AmigaOne X5000 platform specific issues related to Linux only.

My experiences with ubuntu MATE 16.04.1 LTS Live USB

Postby dstastny » Wed Dec 28, 2016 9:19 pm

Hi guys,

First thanks for the work you do. I know its all volunteer.

I have spent a week off and on now trying to make a decent working installation on my X5000. I am not Linux expert but been developing for a long time. I just screwed something up that has forced me back to reinstall as I try to make a working environment. (My development work is on separate partition).

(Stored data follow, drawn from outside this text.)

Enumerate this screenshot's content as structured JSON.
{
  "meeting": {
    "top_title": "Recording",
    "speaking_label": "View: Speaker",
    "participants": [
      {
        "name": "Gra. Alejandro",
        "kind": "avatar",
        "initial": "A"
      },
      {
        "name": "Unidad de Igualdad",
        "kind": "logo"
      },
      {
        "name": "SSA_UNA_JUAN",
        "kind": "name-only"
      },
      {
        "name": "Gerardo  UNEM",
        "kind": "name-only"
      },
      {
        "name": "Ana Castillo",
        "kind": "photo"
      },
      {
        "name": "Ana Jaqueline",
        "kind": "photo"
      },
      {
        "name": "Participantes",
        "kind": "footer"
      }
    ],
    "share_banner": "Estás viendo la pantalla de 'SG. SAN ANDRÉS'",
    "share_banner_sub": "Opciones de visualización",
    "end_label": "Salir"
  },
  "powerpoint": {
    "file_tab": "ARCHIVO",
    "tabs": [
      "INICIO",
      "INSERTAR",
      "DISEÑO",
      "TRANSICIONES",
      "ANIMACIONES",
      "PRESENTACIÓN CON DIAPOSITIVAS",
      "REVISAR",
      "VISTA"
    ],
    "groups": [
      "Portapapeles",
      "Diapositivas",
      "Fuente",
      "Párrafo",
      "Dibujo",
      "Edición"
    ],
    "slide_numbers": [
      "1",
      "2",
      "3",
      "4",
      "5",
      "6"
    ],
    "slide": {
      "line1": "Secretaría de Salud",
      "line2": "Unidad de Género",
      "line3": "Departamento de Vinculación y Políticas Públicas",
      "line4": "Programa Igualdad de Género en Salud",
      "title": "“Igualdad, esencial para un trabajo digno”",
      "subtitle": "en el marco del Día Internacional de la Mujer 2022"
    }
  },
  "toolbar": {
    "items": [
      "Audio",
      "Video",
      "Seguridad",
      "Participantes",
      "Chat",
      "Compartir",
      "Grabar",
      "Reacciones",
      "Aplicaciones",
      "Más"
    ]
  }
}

As I repeat the process I figured a nice documented list of issues would be helpful.

Here is what I encountered so far.

1. Bug in GParted that defaults to unusable state unless you guess to set correct alignment "cylinders".

2. Normal Installer does not work and Alternative install script that does not create a installation. It copies a "USB live session" onto hard drive. I could not figure out how to remove "Live User Session" satisfactorily nor have system think it was installed. The welcome page keeps greeting me with install option that does not work.

3. No 3D hardware support. This boot parameter "radeon.pcie_gen2=1" does nothing as far as I can not see as the "radeon" driver is not in the kernel. " modinfo -p radeon"

4. Having to boot off off USB drive since UBOOT cant read AmigaOS 4 partition table.

For me right now 3/2 are probably the most annoying issues that limits the usefulness of hardware so anything I can do to assist/test please reach out to me.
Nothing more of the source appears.